F.P.: Et bien, pour le moment une bonne partie des bâtiments est encore en travaux. Certains ateliers ne sont pas encore équipés en eau courante et en électricité, d’autres ont encore des vitres cassées… on essaye de mettre tout ça en place le plus vite possible. On fait ce qu’on peut. On est tous bénévole ici. La mairie s’occupe des équipements lourds, de la mise aux normes de la sécurité et nous, de tout l’aménagement et de faire vivre le lieu. Décemment… tu as vu… on ne peut pas encore accueillir d’artistes. Ceux que tu as croisé ici, sont membres de l’association, ils ont accepté de travailler dans de telles conditions, ce qui n’est pas toujours facile, surtout quand il fait froid comme aujourd’hui et que tu dois traverser tous les locaux pour aller récupérer de l’eau. Ils participent à la réhabilitation du lieu. Ils s’investissent. Ils souhaitent que ça marche. Ils donnent des coups de mains pour repeindre ici, réparer un truc par là… ce ne sont pas encore des conditions optimales… Nous, on ne se plaint pas, on est très heureux d’être ici, mais ce n’est pas assez correct pour accueillir quelqu’un.

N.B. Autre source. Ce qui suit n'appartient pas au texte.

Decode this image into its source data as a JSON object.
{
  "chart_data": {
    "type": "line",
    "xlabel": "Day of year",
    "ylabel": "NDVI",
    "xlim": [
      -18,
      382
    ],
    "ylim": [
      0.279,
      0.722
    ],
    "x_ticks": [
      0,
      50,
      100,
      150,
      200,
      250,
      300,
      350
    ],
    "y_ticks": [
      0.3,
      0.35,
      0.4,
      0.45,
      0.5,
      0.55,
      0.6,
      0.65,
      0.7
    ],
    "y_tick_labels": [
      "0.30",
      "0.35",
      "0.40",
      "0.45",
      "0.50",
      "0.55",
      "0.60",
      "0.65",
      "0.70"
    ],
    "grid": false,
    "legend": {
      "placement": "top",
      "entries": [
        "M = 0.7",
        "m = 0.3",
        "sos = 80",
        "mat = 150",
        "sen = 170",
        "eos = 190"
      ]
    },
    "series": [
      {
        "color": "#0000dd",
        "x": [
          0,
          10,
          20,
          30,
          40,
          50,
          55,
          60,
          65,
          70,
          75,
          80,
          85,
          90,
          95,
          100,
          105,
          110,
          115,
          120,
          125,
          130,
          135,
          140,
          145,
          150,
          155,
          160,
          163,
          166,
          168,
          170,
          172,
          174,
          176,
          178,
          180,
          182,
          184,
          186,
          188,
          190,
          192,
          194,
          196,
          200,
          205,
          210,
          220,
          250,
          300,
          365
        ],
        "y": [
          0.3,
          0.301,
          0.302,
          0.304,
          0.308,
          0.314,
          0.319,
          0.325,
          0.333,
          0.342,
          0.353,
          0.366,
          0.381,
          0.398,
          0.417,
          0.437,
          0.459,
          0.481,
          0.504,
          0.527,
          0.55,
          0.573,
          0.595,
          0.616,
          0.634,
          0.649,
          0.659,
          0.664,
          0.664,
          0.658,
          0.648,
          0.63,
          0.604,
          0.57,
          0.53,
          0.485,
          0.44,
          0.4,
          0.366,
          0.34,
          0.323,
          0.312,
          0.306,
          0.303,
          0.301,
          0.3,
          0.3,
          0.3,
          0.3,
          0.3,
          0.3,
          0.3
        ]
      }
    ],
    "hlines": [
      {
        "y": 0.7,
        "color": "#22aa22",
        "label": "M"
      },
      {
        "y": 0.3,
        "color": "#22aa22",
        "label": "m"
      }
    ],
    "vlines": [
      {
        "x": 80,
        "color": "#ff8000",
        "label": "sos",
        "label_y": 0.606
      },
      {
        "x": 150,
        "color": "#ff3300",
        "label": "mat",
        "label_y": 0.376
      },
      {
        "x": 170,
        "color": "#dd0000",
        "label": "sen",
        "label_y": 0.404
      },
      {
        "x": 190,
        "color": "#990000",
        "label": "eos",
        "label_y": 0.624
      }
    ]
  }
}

En fait vous êtes combien pour le moment ?
F.P.: Une petite trentaine.
Oui… et comment cela va-t-il fonctionner après ? On envoie son dossier ?
F.P.: Exactement. On pense ouvrir les ateliers et les résidences en février prochain. On espère avant, peut-être à l’automne. Les résidences s’adressent à tous les types de discipline : sculpteur, peintre, compagnie de spectacle vivant, cinéma etc. Tu cherches un endroit pour répéter, construire un décor, exposer… tu peux le faire ici. Les résidences doivent être assez courtes. Tu ne peux pas disposer d’un atelier pendant un an… il faut laisser de la place pour tout le monde.
Si j’ai bien compris donc, on envoie son projet, on précise la durée et si on veut, on peut être hébergé ? Tout ça c’est gratuit ? On a une bourse ?
F.P. : Non, il n’y a pas de bourse. On n’est pas la Villa Médicis… par contre tu peux être hébergé, oui. Il y a deux appartements pour ça, que nous sommes en train de finir de retaper. Quant au prix, c’est très simple. Tu payes juste les charges liées à ton activité. On ne perçoit pas de loyer. Tu peux faire un don à l’association si tu veux ou, ce qu’on préférerait, laisser une œuvre ou deux, en dépôt, pour nous aider à constituer une petite collection permanente. Si tu as besoin de l’œuvre tu peux la reprendre et en laisser une autre à la place. C’est à toi.
Et bien je souhaite que cela vive très longtemps et que cela donne des idées à d’autres… en tous les cas je suis très content d’avoir pu discuter avec toi, dans ton bureau, en buvant un café et surtout en fumant bien au chaud… cela m’a rappelé des souvenirs qui datent d’avant la prohibition.